Я не сопротивлялся. Был отличный день, и мне самому хотелось прогуляться по городу. Я надел галстук, прихватил пальто, шляпу, и мы выбежали на улицу. Ночью падал снег, но к обеду он почернел и подтаял. Было тепло, и, хотя был ноябрь, все очень походило на весну. Я бережно держал Машенькин локоть, и не все ли равно — осень ли это была, весна ли — я был счастлив. Хотелось выкинуть что-либо легкомысленное и веселое.
— Ты будешь вежлив, — говорила Машенька, — старайся показаться солидным, рассудительным. Тебе это ничего не стоит — ты артист. Что-нибудь соври.
— Как! Еще одна роль? И, кажется, роль скромного, заведомо положительного молодого человека. Машенька, пожалей меня, я этого не репетировал.
Я уже представлял себе все неизбежные неловкости, заминки, паузы, как вдруг меня осенило. «Сыграю-ка я перед мамашей своего негодяя, — подумал я, — а потом объяснюсь. Будет весело, непринужденно, заодно прорепетирую и посмотрю, как оно — на свежего человека».
Я был доволен своей выдумкой, и мне заранее стало смешно. В таком настроении я предстал перед Машенькиной мамашей.
И вот я и Варвара Семеновна сидим друг перед другом в небольшой светлой комнатке, завешанной и заставленной этюдами.
— Смотри же, — шепнула мне Машенька, — я хочу, чтобы ты ей понравился. — И убежала на кухню.

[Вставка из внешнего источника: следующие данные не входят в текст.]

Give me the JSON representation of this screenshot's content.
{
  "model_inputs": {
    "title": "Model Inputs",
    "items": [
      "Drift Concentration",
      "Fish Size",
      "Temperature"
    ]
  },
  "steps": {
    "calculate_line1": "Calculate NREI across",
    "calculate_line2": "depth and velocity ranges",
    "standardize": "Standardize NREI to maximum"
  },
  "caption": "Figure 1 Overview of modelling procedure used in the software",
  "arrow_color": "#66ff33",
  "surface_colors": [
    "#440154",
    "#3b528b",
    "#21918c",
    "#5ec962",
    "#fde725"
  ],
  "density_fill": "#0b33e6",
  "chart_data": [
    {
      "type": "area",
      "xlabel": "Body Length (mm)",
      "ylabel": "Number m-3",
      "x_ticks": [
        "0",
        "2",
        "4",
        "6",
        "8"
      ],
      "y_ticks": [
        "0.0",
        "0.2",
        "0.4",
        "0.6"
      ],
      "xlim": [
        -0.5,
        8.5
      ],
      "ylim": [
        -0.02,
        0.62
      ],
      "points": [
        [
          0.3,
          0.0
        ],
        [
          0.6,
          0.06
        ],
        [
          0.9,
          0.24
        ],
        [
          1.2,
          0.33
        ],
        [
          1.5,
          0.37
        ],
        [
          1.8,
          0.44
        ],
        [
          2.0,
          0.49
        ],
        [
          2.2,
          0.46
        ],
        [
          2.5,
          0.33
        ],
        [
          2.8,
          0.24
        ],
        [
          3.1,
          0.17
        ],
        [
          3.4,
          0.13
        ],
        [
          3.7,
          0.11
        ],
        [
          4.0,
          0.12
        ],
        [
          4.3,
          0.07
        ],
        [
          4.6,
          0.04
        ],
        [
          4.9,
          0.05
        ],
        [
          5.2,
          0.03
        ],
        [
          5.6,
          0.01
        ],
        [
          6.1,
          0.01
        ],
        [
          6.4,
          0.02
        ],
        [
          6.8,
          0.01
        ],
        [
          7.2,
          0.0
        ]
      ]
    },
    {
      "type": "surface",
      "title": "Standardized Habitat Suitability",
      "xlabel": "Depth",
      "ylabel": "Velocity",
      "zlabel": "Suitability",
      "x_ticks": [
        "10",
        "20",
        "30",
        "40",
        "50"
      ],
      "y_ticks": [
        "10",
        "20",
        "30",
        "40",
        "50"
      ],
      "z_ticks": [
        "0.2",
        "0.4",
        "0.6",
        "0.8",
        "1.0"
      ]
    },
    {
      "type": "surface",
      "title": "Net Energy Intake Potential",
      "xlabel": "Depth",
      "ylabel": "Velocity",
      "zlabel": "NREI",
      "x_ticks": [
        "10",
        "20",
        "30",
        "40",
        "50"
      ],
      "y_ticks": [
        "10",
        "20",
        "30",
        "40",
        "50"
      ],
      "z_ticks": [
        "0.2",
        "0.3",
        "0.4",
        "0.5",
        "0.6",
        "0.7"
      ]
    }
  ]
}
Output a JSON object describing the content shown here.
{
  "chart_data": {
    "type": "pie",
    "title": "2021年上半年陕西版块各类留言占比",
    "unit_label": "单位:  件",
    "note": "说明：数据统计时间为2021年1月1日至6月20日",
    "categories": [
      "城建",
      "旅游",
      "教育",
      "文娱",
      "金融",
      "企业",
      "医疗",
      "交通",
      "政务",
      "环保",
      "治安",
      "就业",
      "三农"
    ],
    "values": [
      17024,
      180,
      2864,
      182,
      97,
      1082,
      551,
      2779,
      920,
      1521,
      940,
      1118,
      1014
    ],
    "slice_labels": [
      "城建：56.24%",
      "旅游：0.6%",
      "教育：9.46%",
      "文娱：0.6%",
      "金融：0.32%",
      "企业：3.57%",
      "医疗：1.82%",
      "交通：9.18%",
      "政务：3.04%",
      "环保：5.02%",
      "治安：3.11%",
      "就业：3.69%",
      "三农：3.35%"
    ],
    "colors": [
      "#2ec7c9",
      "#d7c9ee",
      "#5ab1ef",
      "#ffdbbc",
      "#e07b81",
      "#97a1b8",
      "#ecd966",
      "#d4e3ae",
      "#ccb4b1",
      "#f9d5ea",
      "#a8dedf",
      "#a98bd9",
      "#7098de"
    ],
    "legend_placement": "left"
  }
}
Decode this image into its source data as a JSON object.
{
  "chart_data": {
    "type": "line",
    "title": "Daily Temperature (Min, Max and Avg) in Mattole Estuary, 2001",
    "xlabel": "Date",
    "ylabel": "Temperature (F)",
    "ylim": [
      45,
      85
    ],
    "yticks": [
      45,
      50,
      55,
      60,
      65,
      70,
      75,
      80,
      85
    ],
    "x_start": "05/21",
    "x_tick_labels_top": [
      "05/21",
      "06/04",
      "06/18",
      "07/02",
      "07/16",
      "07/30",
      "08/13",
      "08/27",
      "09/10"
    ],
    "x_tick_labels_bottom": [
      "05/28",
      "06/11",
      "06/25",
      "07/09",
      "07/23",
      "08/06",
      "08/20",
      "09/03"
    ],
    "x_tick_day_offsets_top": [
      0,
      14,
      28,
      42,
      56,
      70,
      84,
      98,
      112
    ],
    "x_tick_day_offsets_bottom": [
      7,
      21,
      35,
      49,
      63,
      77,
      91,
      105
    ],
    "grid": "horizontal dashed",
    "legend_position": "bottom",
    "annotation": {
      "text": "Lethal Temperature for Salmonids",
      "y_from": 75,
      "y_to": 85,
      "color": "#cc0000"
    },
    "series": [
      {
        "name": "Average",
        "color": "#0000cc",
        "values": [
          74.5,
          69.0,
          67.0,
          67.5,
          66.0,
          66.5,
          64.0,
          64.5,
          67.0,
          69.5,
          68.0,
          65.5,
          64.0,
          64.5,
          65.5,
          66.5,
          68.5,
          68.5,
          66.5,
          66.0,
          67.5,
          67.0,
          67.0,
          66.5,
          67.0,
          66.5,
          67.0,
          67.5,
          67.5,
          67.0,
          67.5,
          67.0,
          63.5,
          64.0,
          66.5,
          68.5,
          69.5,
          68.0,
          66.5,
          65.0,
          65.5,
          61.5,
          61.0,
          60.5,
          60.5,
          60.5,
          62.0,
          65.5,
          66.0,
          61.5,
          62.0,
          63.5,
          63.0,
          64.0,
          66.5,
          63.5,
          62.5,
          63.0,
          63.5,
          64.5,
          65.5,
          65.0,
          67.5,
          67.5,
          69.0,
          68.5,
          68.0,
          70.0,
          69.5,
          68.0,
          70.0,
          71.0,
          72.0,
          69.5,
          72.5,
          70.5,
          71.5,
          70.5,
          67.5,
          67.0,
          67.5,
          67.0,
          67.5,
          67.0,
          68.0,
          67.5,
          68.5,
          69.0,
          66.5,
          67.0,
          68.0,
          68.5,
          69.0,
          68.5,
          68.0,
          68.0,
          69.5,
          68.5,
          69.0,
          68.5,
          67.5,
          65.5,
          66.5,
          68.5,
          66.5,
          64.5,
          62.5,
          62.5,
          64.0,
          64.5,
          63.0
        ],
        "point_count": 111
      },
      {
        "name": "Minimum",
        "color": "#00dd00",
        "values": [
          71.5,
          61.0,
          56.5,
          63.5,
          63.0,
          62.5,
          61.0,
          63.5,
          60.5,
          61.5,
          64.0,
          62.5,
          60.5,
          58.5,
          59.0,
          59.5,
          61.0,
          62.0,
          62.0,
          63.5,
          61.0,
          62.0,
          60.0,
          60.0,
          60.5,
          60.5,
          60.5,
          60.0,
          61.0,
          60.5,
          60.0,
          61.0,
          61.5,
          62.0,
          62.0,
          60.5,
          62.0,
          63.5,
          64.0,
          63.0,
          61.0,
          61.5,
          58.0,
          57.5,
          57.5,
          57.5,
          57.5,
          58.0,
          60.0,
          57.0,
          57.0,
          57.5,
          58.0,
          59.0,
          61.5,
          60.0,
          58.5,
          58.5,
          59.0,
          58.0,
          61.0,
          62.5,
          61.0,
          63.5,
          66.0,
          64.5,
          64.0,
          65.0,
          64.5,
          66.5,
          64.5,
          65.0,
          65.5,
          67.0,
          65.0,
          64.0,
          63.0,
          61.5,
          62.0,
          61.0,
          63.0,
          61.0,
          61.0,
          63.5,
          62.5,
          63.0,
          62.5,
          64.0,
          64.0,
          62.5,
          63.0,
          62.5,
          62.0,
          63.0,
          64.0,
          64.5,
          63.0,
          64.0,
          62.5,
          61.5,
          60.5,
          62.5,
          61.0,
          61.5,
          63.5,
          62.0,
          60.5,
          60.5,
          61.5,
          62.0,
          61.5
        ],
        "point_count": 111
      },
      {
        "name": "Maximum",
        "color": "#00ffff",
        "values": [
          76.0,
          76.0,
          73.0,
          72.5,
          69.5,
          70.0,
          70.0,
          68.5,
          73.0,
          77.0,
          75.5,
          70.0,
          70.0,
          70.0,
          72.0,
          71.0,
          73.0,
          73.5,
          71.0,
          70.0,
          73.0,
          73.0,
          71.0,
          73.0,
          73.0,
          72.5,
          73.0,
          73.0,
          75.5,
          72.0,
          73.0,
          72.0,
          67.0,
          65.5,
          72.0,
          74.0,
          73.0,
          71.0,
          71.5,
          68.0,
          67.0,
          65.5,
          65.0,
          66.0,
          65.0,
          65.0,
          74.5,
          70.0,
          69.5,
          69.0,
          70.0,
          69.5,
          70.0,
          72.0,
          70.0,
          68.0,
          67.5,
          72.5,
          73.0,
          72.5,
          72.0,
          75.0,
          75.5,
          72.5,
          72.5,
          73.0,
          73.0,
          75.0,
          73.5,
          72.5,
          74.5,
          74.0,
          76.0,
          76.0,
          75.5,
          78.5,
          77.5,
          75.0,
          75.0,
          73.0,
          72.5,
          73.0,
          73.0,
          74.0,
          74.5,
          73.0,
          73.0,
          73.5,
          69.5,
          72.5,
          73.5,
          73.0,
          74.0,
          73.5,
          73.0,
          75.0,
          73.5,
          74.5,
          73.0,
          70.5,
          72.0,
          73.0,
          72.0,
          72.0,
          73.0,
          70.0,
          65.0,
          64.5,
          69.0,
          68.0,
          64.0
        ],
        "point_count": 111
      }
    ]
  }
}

Иркутская областная школа искусств, педагог М.Д. Черноусова
Мамаша — еще нестарая миловидная женщина, похожая, впрочем, на гусыню. Длинная шея, узкие плечи, белая блузка и строгое, даже надменное выражение лица. Минуту мы молчали. Я бы давно уже смутился, но не таков мой герой.
— Я очень рада, что мы познакомились, — сказала, наконец, мамаша.
— Да, — отвечаю я, — это не лишнее.
И снова молчание. Слышно только, как Машенька бренчит на кухне кастрюлями.
«Начну, — решил я, — ошарашу сразу».
Я откинулся на спинку стула, закинул ногу на ногу и начал:
— Мы, Варвара Семеновна, люди умные и не будем играть втемную. Я женюсь на вашей дочери. Не надо истерик, слез, восторгов тоже не надо. Обойдемся без междометий, восклицаний и прочих изъявлений чувств. Экономьте нервы… Вопросов вы мне тоже не задавайте. Я все сам объясню. Вы хотите знать, кто я такой. Вы, конечно, слышали, что меня считают здесь… как бы это вам сказать… непорядочным человеком. Это пустяки. Мне завидуют. Завидуют моему умению жить.
— Артистам всегда завидуют, — сказала вдруг мамаша. К моему изумлению, на ее лице не было смущения. Строгость вдруг сползла с ее губ, а приподнятые брови означали лишь легкое удивление и любопытство.
— Да, я артист, — продолжал я, — почему бы не быть артистом, если за это неплохо платят? Но я могу быть и бухгалтером, и швейцаром в ресторане, и директором бани — только заплатите мне больше… Конечно, получать и дурак может. Я такой человек, что мне никогда никто не даст, если я сам не возьму. Но сам я возьму обязательно. Зачем я женюсь на вашей дочери? Ваша дочь мне, конечно, нравится. Она… ничего себе… шик, экстра, прима. Но дело не в этом…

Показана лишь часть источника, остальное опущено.